In other words: yes, the experience of last-mile vaccine delivery websites is horrible and it could be much better in the low-hanging-fruit sense (copy could be much better, websites should have worked on mobile from the get-go), but those are the paint. What’s horrible, and what the websites reflect are aspects like the federated nature of government in the U.S.
What they illustrate are aspects like a system that in general is more concerned with bureaucratic design and administration of processes (which does need to happen! you are doing things for millions of people!) over outcome and, in a beating-the-drum-about-user-research sense, a disconnect of that outcome to when your policy is complicated, it has an affect on actual people, which of course we know in abstract, but, you know, there’s a more fundamental way of knowing.
I saw a tweet somewhere, and I’m afraid I don’t remember the provenance but it may have been from or via someone like Dana Chisnell that service design is… actually stupendously hard for an individual person to do?
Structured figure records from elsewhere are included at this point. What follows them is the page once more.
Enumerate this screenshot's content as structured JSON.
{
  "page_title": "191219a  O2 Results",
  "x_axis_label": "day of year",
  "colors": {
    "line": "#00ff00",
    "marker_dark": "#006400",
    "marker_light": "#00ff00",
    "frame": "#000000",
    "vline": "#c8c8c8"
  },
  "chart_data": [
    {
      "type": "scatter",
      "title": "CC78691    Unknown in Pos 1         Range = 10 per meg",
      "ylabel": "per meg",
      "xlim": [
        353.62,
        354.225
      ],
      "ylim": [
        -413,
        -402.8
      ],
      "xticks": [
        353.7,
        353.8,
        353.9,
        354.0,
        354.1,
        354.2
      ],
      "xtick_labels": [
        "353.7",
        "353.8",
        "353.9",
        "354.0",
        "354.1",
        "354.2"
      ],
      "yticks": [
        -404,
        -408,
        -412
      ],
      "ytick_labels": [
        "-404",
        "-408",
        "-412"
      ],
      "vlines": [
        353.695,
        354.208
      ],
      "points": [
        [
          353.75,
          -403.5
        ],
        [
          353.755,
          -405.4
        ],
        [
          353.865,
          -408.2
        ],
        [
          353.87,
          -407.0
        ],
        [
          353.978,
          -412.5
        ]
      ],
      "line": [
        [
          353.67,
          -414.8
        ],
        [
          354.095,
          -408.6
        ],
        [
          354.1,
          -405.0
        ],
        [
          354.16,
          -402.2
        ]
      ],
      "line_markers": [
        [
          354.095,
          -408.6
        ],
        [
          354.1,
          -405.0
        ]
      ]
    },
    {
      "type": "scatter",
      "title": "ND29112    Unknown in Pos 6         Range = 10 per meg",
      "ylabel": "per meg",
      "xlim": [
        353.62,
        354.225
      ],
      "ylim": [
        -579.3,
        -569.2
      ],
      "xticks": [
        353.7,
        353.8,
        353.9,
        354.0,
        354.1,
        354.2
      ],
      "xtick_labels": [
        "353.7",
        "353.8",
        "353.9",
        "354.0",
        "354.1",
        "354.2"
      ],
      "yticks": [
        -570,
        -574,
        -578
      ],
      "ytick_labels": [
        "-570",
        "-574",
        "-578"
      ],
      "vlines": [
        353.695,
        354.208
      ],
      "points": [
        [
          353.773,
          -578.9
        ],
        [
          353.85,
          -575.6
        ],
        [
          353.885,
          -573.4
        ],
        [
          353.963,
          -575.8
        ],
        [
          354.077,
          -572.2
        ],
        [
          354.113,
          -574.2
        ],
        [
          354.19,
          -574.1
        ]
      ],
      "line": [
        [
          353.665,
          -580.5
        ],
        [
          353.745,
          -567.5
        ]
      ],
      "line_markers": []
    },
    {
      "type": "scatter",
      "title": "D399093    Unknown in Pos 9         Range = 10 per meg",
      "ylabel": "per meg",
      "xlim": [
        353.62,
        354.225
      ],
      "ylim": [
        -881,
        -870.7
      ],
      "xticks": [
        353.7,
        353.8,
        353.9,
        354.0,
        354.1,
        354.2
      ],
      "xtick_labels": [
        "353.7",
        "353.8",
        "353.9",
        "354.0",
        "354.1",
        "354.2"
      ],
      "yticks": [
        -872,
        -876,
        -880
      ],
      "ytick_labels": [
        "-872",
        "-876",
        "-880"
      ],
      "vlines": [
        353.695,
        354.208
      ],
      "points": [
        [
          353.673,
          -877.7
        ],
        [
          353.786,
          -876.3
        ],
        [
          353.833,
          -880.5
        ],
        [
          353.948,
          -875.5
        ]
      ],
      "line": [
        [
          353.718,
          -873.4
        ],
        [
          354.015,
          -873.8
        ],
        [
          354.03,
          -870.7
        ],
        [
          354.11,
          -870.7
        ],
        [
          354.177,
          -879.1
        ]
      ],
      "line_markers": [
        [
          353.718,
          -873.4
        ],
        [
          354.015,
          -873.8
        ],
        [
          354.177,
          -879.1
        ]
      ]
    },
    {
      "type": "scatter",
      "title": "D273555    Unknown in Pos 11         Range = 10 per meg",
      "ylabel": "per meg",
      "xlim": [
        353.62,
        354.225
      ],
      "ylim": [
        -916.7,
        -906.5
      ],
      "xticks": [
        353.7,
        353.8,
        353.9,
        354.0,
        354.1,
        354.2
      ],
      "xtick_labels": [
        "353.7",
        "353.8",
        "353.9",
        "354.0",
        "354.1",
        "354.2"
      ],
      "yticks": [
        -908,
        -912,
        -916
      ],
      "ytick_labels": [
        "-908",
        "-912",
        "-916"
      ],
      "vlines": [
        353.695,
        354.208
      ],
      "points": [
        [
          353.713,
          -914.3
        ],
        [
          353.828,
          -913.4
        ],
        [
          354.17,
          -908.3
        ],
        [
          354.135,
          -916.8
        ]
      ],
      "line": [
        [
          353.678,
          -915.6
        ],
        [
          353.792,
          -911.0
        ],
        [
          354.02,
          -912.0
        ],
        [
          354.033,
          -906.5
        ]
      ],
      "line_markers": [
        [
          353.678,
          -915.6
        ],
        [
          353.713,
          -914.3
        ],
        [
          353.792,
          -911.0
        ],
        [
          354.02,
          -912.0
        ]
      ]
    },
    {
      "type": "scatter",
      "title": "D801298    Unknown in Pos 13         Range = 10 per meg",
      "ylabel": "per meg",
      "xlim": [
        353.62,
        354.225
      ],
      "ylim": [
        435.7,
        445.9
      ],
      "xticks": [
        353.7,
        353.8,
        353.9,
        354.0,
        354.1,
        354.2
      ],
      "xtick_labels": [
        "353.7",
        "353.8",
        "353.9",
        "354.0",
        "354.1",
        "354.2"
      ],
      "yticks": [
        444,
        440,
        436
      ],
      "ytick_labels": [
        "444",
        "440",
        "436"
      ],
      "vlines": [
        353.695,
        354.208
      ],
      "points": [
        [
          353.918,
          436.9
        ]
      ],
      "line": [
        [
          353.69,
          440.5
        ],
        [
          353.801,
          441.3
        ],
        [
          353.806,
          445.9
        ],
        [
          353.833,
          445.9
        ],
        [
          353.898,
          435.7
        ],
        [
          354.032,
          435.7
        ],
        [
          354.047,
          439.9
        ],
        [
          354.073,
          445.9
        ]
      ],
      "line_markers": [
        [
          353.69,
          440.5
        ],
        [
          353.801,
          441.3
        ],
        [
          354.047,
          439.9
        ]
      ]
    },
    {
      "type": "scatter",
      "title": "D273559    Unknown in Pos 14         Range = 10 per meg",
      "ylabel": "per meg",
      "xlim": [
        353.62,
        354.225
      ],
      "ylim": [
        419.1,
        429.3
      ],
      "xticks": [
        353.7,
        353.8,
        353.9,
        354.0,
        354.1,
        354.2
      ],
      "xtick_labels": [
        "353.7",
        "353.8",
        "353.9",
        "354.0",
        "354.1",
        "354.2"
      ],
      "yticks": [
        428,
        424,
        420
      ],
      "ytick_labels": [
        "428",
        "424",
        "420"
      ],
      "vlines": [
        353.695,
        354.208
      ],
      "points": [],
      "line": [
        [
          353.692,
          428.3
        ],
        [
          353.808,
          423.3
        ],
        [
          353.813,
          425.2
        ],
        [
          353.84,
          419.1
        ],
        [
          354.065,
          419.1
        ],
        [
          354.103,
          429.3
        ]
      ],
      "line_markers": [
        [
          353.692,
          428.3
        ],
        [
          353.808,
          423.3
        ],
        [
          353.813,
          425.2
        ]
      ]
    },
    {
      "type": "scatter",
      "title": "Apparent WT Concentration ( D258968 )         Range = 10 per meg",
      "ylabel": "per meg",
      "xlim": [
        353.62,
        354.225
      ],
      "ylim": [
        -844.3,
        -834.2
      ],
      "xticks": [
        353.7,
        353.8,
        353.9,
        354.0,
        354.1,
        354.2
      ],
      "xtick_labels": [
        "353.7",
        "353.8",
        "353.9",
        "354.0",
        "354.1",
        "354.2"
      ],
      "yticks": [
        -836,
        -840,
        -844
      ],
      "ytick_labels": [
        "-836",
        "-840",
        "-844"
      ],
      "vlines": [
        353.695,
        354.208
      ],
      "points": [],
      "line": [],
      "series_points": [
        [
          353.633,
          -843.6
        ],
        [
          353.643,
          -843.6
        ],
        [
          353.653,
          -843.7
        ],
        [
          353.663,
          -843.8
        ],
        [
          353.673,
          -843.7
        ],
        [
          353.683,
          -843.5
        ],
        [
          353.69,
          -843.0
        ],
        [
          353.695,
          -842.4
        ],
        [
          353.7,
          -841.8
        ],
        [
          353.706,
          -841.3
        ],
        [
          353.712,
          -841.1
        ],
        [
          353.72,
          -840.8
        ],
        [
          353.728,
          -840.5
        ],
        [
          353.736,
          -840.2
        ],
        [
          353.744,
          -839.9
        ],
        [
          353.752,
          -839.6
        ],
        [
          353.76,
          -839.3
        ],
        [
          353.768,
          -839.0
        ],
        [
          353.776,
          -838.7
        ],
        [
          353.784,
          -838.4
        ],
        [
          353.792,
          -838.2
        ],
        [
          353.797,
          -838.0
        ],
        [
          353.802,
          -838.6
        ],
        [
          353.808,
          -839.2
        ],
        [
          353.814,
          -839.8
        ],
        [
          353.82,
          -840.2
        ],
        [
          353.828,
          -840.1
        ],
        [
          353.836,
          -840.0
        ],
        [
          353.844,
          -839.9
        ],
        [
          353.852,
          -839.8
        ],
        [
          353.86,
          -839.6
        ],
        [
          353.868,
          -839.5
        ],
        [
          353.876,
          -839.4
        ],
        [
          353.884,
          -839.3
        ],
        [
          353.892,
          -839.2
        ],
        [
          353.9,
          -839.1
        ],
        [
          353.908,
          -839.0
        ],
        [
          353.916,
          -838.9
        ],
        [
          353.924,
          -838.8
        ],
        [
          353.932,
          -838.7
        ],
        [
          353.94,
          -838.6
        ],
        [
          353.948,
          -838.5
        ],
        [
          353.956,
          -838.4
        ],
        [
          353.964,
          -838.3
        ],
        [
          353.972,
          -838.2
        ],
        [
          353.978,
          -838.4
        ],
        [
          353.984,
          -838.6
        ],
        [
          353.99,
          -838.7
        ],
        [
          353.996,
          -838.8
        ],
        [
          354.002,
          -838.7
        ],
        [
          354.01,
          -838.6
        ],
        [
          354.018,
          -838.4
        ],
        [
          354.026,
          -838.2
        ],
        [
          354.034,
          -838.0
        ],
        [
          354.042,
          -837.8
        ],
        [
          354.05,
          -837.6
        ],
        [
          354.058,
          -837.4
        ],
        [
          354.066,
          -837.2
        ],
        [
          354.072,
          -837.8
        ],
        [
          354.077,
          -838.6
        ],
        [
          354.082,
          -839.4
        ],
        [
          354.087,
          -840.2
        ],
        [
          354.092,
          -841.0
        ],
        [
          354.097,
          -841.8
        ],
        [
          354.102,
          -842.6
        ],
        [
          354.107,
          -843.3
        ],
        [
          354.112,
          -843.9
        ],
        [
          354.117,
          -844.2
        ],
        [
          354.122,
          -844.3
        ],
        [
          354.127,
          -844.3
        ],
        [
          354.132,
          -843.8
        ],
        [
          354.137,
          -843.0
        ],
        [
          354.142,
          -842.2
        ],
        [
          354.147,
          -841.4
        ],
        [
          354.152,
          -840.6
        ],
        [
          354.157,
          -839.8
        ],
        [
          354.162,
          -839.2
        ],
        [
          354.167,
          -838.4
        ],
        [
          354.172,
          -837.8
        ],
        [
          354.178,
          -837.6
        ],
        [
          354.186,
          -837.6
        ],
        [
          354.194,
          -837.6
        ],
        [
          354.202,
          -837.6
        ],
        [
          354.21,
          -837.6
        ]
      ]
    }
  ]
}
In that so much is out of their control? Service design in the sense of “I am involved in the design of a service that helps people get vaccinated” in the U.S. is so amorphous, so spider-tentacled in how it works in practice, from federated policy to operations to implementation that at some one-year-into-COVID-pandemic sense all I can do is laugh manically in response. Do you know the level of coordination that would require?!
—
Anyway, it is breakfast time. There is bacon and pancakes and I will leave it at that, because why not leave things at a despairing, sisyphean absurdity, and yet what can we do but try?
I am not doing well, how are you doing?